I love using picture books to teach children about emotions and increase their emotional intelligence. Consider what your child may be struggling to express, or understand, and how a picture book could help.
The Color Monster a Pop-Up Book of Feelings by Anna Llenas
Monster’s colors are all scribbly and mixed-up which means his emotions are, too. The little girl helps Monster separate his feelings on each page with fantastic pop-ups. I love the green calm page showing Monster in a hammock. The next-to-last page has fun pull-up tabs so kids can see inside each of the feelings jars. And the last page is the best surprise . . .
Wild Feelings by David Milgrim
Do you ever feel . . . ? asks this book. Do you feel as stubborn as a mule? as chicken as a chicken? as daffy as a duck? Simple illustrations and metaphorical text show that everyone feels these feelings — and that it’s okay.
Bug in a Vacuum by Melanie Watt
This is a beautifully illustrated book about the stages of grief as shown by a fly trapped in a vacuum bag. I liked this book quite a bit and think it is a great way to share the stages of grief with children.
When I’m Feeling Scared by Trace Moroney
Bunny describes feeling scared. He describes what happens in his body (body trembles and shakes,) what he does (run and hide,) what he does (yell, “HELP,”) and that it’s okay to be scared that everyone gets sacred sometimes. Basic and well-done. More board books in this series: When I’m Feeling Kind, When I’m Feeling Happy, and When I’m Feeling Jealous.
I Am Henry Finch by Alexis Deacon, illustrated by Viviane Schwarz
This book explores our inner thoughts. The finches are a noisy flock until Henry wakes up to quiet one day. He thinks thoughts like I think and I am Henry Finch. Thoughts are new to him, and he discovers that he likes thinking for himself, not just being part of the flock.

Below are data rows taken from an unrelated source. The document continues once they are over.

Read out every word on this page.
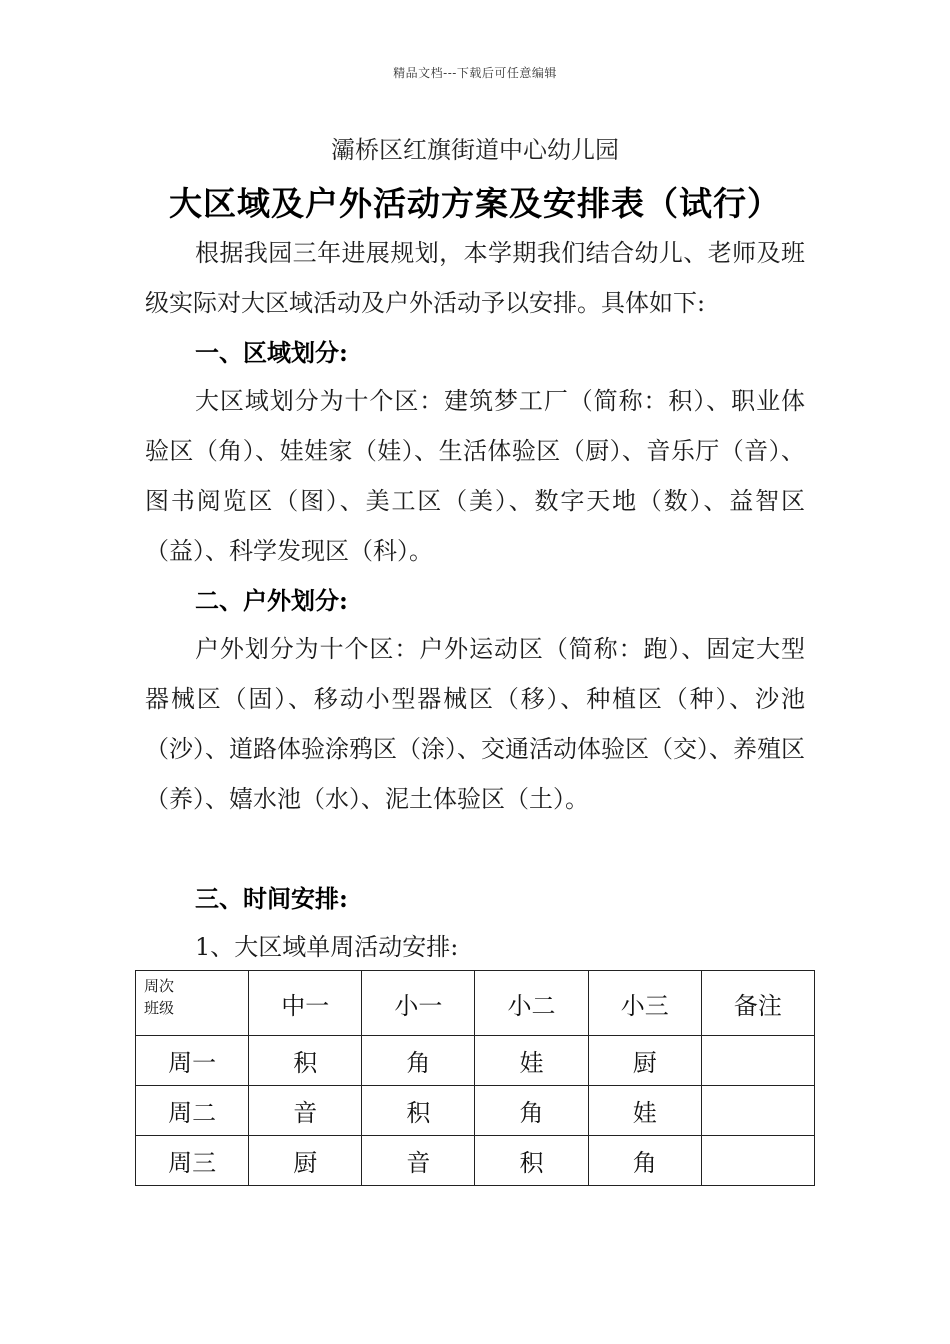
精品文档---下载后可任意编辑
灞桥区红旗街道中心幼儿园
大区域及户外活动方案及安排表（试行）
根据我园三年进展规划，本学期我们结合幼儿、老师及班级实际对大区域活动及户外活动予以安排。具体如下:
一、区域划分:
大区域划分为十个区：建筑梦工厂（简称：积）、职业体验区（角）、娃娃家（娃）、生活体验区（厨）、音乐厅（音）、图书阅览区（图）、美工区（美）、数字天地（数）、益智区（益）、科学发现区（科）。
二、户外划分:
户外划分为十个区：户外运动区（简称：跑）、固定大型器械区（固）、移动小型器械区（移）、种植区（种）、沙池（沙）、道路体验涂鸦区（涂）、交通活动体验区（交）、养殖区（养）、嬉水池（水）、泥土体验区（土）。
三、时间安排:
1、大区域单周活动安排:
周次
班级	中一	小一	小二	小三	备注
周一	积	角	娃	厨	
周二	音	积	角	娃	
周三	厨	音	积	角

I’m New Here by Anne Sibley O’Brien
Back home Jin and Fatimah knew their languages and were included in their classes. Being new, they now feel lonely and confused. This book gently shows how it feels to be new and the process of making friends.
Poppy’s Best Paper by Susan Eaddy, illustrated by Rosalinde Bonnet
Kids will learn about jealousy and perseverance in this relatable picture book about Poppy. She wants her paper to be picked as the best in the class. When it’s not, she’s MAD. And jealous. In the end, Poppy keeps working hard and her paper is finally picked. I really love the artwork and the message in this story.
The Things I Love About Me by Trace Moroney
I want this for my kids, and yours, don’t you? Enjoy this self-love, confidence board book about a cute bunny who loves so many things about herself such as her fluffy ears, her big smile, and being a good friend. Warm and fuzzy!
Inside Out Sadly Ever After? by Elise Allen, illustrated by Daniel Holland
Riley experiences many emotions throughout her life which is shown in two memories; one of a picnic and the other of going to school. (joy, anger, fear, disgust, and sadness.)